The transcripts were further analysed for their expression level using FPKM (Fragments per kilobase of transcript per million mapped reads)and analysed for differential expression level on 1, 2 and 5-dpa time points against 0-dpa as control35. Differentially expressed transcripts having at least 1.0 log fold change in any one of their regenerating time points were considered for the study. All the differentially expressed genes were analyzed using GENE ONTROLOGY online tool (www.geneontology.org)49,50. The gene list weremapped against Anolis carolinesis database for biological process. Significant genes having a p value of < 0.05 were selected for all the time points.

Real Time PCR (RTPCR) analysis

Validation of fifty most significantly expressed genes having more than 2 log fold changes in any of its time points were selected for RTPCR analysis. Primers were designed using Primer3 software(https://bioinfo.ut.ee/primer3-0.4.0/). Amplification of 14-3-3 protein zeta/delta isoform X1 and NADH dehydrogenase 1 alpha sub complex subunit 11 were used as housekeeping gene. RTPCR were performed in biological and technical replicates for each genes from the cDNA synthesized from 1 μg total RNA using Takara SYBR green assay master mix. The relative expressions of the genes were estimated based on the RTPCR Ct value against control (0-dpa) as the baseline.

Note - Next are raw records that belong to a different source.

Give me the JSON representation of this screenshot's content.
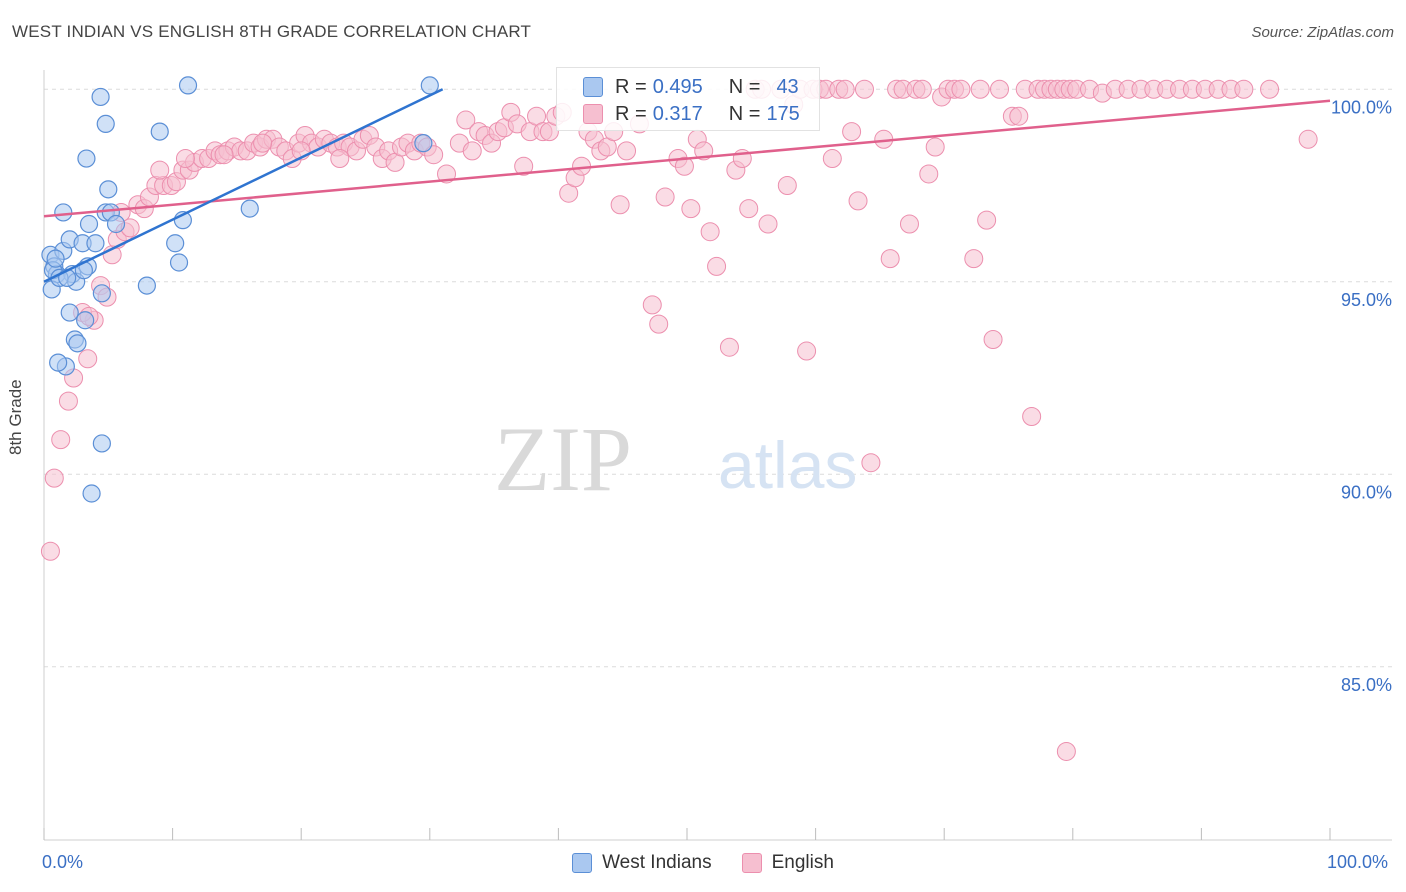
{
  "title": "WEST INDIAN VS ENGLISH 8TH GRADE CORRELATION CHART",
  "source": "Source: ZipAtlas.com",
  "watermark": {
    "zip": "ZIP",
    "atlas": "atlas"
  },
  "legend": {
    "rows": [
      {
        "r_key": "R =",
        "r_val": "0.495",
        "n_key": "N =",
        "n_val": "43"
      },
      {
        "r_key": "R =",
        "r_val": "0.317",
        "n_key": "N =",
        "n_val": "175"
      }
    ]
  },
  "colors": {
    "blue_fill": "#aac8f0",
    "blue_stroke": "#5b8fd6",
    "blue_line": "#2f74d0",
    "pink_fill": "#f6bfd0",
    "pink_stroke": "#ec8fae",
    "pink_line": "#e0608c",
    "axis_label": "#3a6fc4",
    "grid": "#dcdcdc"
  },
  "chart_data": {
    "type": "scatter",
    "title": "WEST INDIAN VS ENGLISH 8TH GRADE CORRELATION CHART",
    "xlabel": "",
    "ylabel": "8th Grade",
    "xlim": [
      0,
      100
    ],
    "ylim": [
      80.5,
      100.5
    ],
    "x_tick_labels": [
      "0.0%",
      "100.0%"
    ],
    "y_ticks": [
      85,
      90,
      95,
      100
    ],
    "y_tick_labels": [
      "85.0%",
      "90.0%",
      "95.0%",
      "100.0%"
    ],
    "grid": true,
    "legend_position": "bottom-center",
    "series": [
      {
        "name": "West Indians",
        "R": 0.495,
        "N": 43,
        "trend": [
          [
            0,
            95.0
          ],
          [
            31,
            100.0
          ]
        ],
        "points": [
          [
            0.5,
            95.7
          ],
          [
            0.8,
            95.4
          ],
          [
            1.0,
            95.2
          ],
          [
            0.6,
            94.8
          ],
          [
            1.5,
            95.8
          ],
          [
            2.0,
            96.1
          ],
          [
            2.2,
            95.2
          ],
          [
            2.5,
            95.0
          ],
          [
            3.0,
            96.0
          ],
          [
            3.4,
            95.4
          ],
          [
            3.5,
            96.5
          ],
          [
            4.0,
            96.0
          ],
          [
            1.5,
            96.8
          ],
          [
            2.0,
            94.2
          ],
          [
            2.4,
            93.5
          ],
          [
            1.7,
            92.8
          ],
          [
            2.6,
            93.4
          ],
          [
            3.2,
            94.0
          ],
          [
            1.1,
            92.9
          ],
          [
            4.5,
            94.7
          ],
          [
            4.8,
            96.8
          ],
          [
            5.2,
            96.8
          ],
          [
            5.6,
            96.5
          ],
          [
            5.0,
            97.4
          ],
          [
            3.3,
            98.2
          ],
          [
            4.8,
            99.1
          ],
          [
            4.4,
            99.8
          ],
          [
            9.0,
            98.9
          ],
          [
            10.2,
            96.0
          ],
          [
            10.5,
            95.5
          ],
          [
            10.8,
            96.6
          ],
          [
            11.2,
            100.1
          ],
          [
            8.0,
            94.9
          ],
          [
            4.5,
            90.8
          ],
          [
            3.7,
            89.5
          ],
          [
            16.0,
            96.9
          ],
          [
            30.0,
            100.1
          ],
          [
            29.5,
            98.6
          ],
          [
            0.7,
            95.3
          ],
          [
            1.2,
            95.1
          ],
          [
            1.8,
            95.1
          ],
          [
            0.9,
            95.6
          ],
          [
            3.1,
            95.3
          ]
        ]
      },
      {
        "name": "English",
        "R": 0.317,
        "N": 175,
        "trend": [
          [
            0,
            96.7
          ],
          [
            100,
            99.7
          ]
        ],
        "points": [
          [
            0.5,
            88.0
          ],
          [
            0.8,
            89.9
          ],
          [
            1.3,
            90.9
          ],
          [
            1.9,
            91.9
          ],
          [
            2.3,
            92.5
          ],
          [
            3.4,
            93.0
          ],
          [
            3.9,
            94.0
          ],
          [
            3.0,
            94.2
          ],
          [
            4.4,
            94.9
          ],
          [
            4.9,
            94.6
          ],
          [
            5.3,
            95.7
          ],
          [
            5.7,
            96.1
          ],
          [
            6.3,
            96.3
          ],
          [
            6.7,
            96.4
          ],
          [
            7.3,
            97.0
          ],
          [
            7.8,
            96.9
          ],
          [
            8.2,
            97.2
          ],
          [
            8.7,
            97.5
          ],
          [
            9.3,
            97.5
          ],
          [
            9.9,
            97.5
          ],
          [
            10.3,
            97.6
          ],
          [
            10.8,
            97.9
          ],
          [
            11.3,
            97.9
          ],
          [
            11.7,
            98.1
          ],
          [
            12.3,
            98.2
          ],
          [
            12.8,
            98.2
          ],
          [
            13.3,
            98.4
          ],
          [
            13.7,
            98.3
          ],
          [
            14.3,
            98.4
          ],
          [
            14.8,
            98.5
          ],
          [
            15.3,
            98.4
          ],
          [
            15.8,
            98.4
          ],
          [
            16.3,
            98.6
          ],
          [
            16.8,
            98.5
          ],
          [
            17.3,
            98.7
          ],
          [
            17.8,
            98.7
          ],
          [
            18.3,
            98.5
          ],
          [
            18.8,
            98.4
          ],
          [
            19.3,
            98.2
          ],
          [
            19.8,
            98.6
          ],
          [
            20.3,
            98.8
          ],
          [
            20.8,
            98.6
          ],
          [
            21.3,
            98.5
          ],
          [
            21.8,
            98.7
          ],
          [
            22.3,
            98.6
          ],
          [
            22.8,
            98.5
          ],
          [
            23.3,
            98.6
          ],
          [
            23.8,
            98.5
          ],
          [
            24.3,
            98.4
          ],
          [
            24.8,
            98.7
          ],
          [
            25.3,
            98.8
          ],
          [
            25.8,
            98.5
          ],
          [
            26.3,
            98.2
          ],
          [
            26.8,
            98.4
          ],
          [
            27.3,
            98.1
          ],
          [
            27.8,
            98.5
          ],
          [
            28.3,
            98.6
          ],
          [
            28.8,
            98.4
          ],
          [
            29.3,
            98.6
          ],
          [
            29.8,
            98.5
          ],
          [
            30.3,
            98.3
          ],
          [
            31.3,
            97.8
          ],
          [
            32.3,
            98.6
          ],
          [
            32.8,
            99.2
          ],
          [
            33.3,
            98.4
          ],
          [
            33.8,
            98.9
          ],
          [
            34.3,
            98.8
          ],
          [
            34.8,
            98.6
          ],
          [
            35.3,
            98.9
          ],
          [
            35.8,
            99.0
          ],
          [
            36.3,
            99.4
          ],
          [
            36.8,
            99.1
          ],
          [
            37.3,
            98.0
          ],
          [
            37.8,
            98.9
          ],
          [
            38.3,
            99.3
          ],
          [
            38.8,
            98.9
          ],
          [
            39.3,
            98.9
          ],
          [
            39.8,
            99.3
          ],
          [
            40.3,
            99.4
          ],
          [
            40.8,
            97.3
          ],
          [
            41.3,
            97.7
          ],
          [
            41.8,
            98.0
          ],
          [
            42.3,
            98.9
          ],
          [
            42.8,
            98.7
          ],
          [
            43.3,
            98.4
          ],
          [
            43.8,
            98.5
          ],
          [
            44.3,
            98.9
          ],
          [
            44.8,
            97.0
          ],
          [
            45.3,
            98.4
          ],
          [
            46.3,
            99.1
          ],
          [
            47.3,
            94.4
          ],
          [
            47.8,
            93.9
          ],
          [
            48.3,
            97.2
          ],
          [
            49.3,
            98.2
          ],
          [
            49.8,
            98.0
          ],
          [
            50.3,
            96.9
          ],
          [
            50.8,
            98.7
          ],
          [
            51.3,
            98.4
          ],
          [
            51.8,
            96.3
          ],
          [
            52.3,
            95.4
          ],
          [
            53.3,
            93.3
          ],
          [
            53.8,
            97.9
          ],
          [
            54.3,
            98.2
          ],
          [
            54.8,
            96.9
          ],
          [
            55.3,
            100.0
          ],
          [
            55.8,
            100.0
          ],
          [
            56.3,
            96.5
          ],
          [
            57.3,
            100.0
          ],
          [
            57.8,
            97.5
          ],
          [
            58.3,
            99.6
          ],
          [
            58.8,
            100.0
          ],
          [
            59.3,
            93.2
          ],
          [
            59.8,
            100.0
          ],
          [
            60.3,
            100.0
          ],
          [
            60.8,
            100.0
          ],
          [
            61.3,
            98.2
          ],
          [
            61.8,
            100.0
          ],
          [
            62.3,
            100.0
          ],
          [
            62.8,
            98.9
          ],
          [
            63.3,
            97.1
          ],
          [
            63.8,
            100.0
          ],
          [
            64.3,
            90.3
          ],
          [
            65.3,
            98.7
          ],
          [
            65.8,
            95.6
          ],
          [
            66.3,
            100.0
          ],
          [
            66.8,
            100.0
          ],
          [
            67.3,
            96.5
          ],
          [
            67.8,
            100.0
          ],
          [
            68.3,
            100.0
          ],
          [
            68.8,
            97.8
          ],
          [
            69.3,
            98.5
          ],
          [
            69.8,
            99.8
          ],
          [
            70.3,
            100.0
          ],
          [
            70.8,
            100.0
          ],
          [
            71.3,
            100.0
          ],
          [
            72.3,
            95.6
          ],
          [
            72.8,
            100.0
          ],
          [
            73.3,
            96.6
          ],
          [
            73.8,
            93.5
          ],
          [
            74.3,
            100.0
          ],
          [
            75.3,
            99.3
          ],
          [
            75.8,
            99.3
          ],
          [
            76.3,
            100.0
          ],
          [
            76.8,
            91.5
          ],
          [
            77.3,
            100.0
          ],
          [
            77.8,
            100.0
          ],
          [
            78.3,
            100.0
          ],
          [
            78.8,
            100.0
          ],
          [
            79.3,
            100.0
          ],
          [
            79.8,
            100.0
          ],
          [
            80.3,
            100.0
          ],
          [
            81.3,
            100.0
          ],
          [
            82.3,
            99.9
          ],
          [
            83.3,
            100.0
          ],
          [
            84.3,
            100.0
          ],
          [
            85.3,
            100.0
          ],
          [
            86.3,
            100.0
          ],
          [
            87.3,
            100.0
          ],
          [
            88.3,
            100.0
          ],
          [
            89.3,
            100.0
          ],
          [
            90.3,
            100.0
          ],
          [
            91.3,
            100.0
          ],
          [
            92.3,
            100.0
          ],
          [
            93.3,
            100.0
          ],
          [
            95.3,
            100.0
          ],
          [
            98.3,
            98.7
          ],
          [
            79.5,
            82.8
          ],
          [
            3.5,
            94.1
          ],
          [
            6.0,
            96.8
          ],
          [
            9.0,
            97.9
          ],
          [
            11.0,
            98.2
          ],
          [
            14.0,
            98.3
          ],
          [
            17.0,
            98.6
          ],
          [
            20.0,
            98.4
          ],
          [
            23.0,
            98.2
          ]
        ]
      }
    ]
  },
  "bottom_legend": [
    "West Indians",
    "English"
  ]
}
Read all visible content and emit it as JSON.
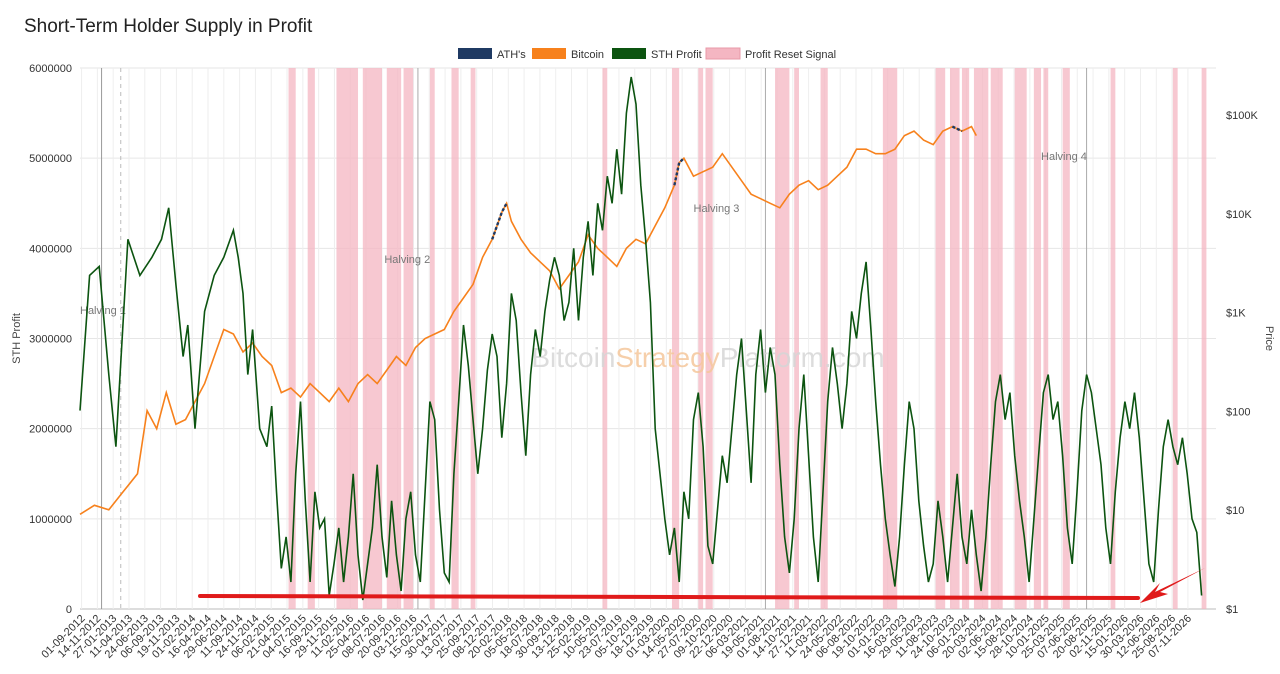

Protein extraction and Isobaric tag for relative and absolute quantification(iTRAQ) analysis

The total protein from the control and regenerating tail tissues were extracted using protein extraction buffer (7 M urea, 2 M thiourea, 18 mM Tris–HCl, 4% CHAPS, 14 mM Trizmabase, 2 Tablets EDTA protease Inhibitor, Triton X 0.2%, 50 mM DTT) upon homogenization and sonication34,51. The proteins were quantified using Amido black method52 against BSA as standard. iTRAQ based quantitative proteomics analysis was performed in duplicates between the control (0-dpa) and regenerating time points (1-dpa, 2-dpa and 5-dpa) by loading 50 μg of total proteins in a 10% SDS-PAGE gel. The gel was stained, destained, documented and fractionated into four sequential groups. The gel fractions were washed; trypsin digested, labelled with isobaric tags iTRAQ 4-plex labelling and purified with the help of C-18 spin columns (Thermo Scientific). The purified/labelled peptides were vacuum dried and constituted in 5% acetonitrile (ACN) and 0.2% formic acid to the peptides for the LCMS/MSMS (Liquid chromatography mass spectrometry/Tandem mass spectrometry) analysis51. The LCMS/MSMS run was performed in Orbitrap Velos Nano analyzer (Thermo) involving High Collision Dissociation (HCD) mode of acquisition with 50% normalized collision energy. The raw files were analysed with Sequest HT proteome discoverer 1.4 (Thermo Scientific), with 1% FDR (False discovery rate) using percolator and XCorr (Score Vs Charge) against the NGS generated lizard database. All the proteins, in duplicates, were analysed against the control (0-dpa). Differentially regulated expression by more than 1-log fold changes were selected as proteins associated with regeneration.

Heat map and network pathway analysis

All the differentially expressed genes and proteins were analysed for the heat map analysis involving heat mapper portal (www.heatmapper.ca) towards elucidating the hierarchical cluster analysis of the genes/proteins and the time points. This analysis helps in visually distinguish the upregulated and downregulated expression of genes involved in all selected time points of regeneration mechanism.The association of these genes / proteins were also analysed for the association in network pathways based on Ingenuity pathway analysis (IPA). This will give an insight on genes association or cross talk within a specific biological processes and its functional roles.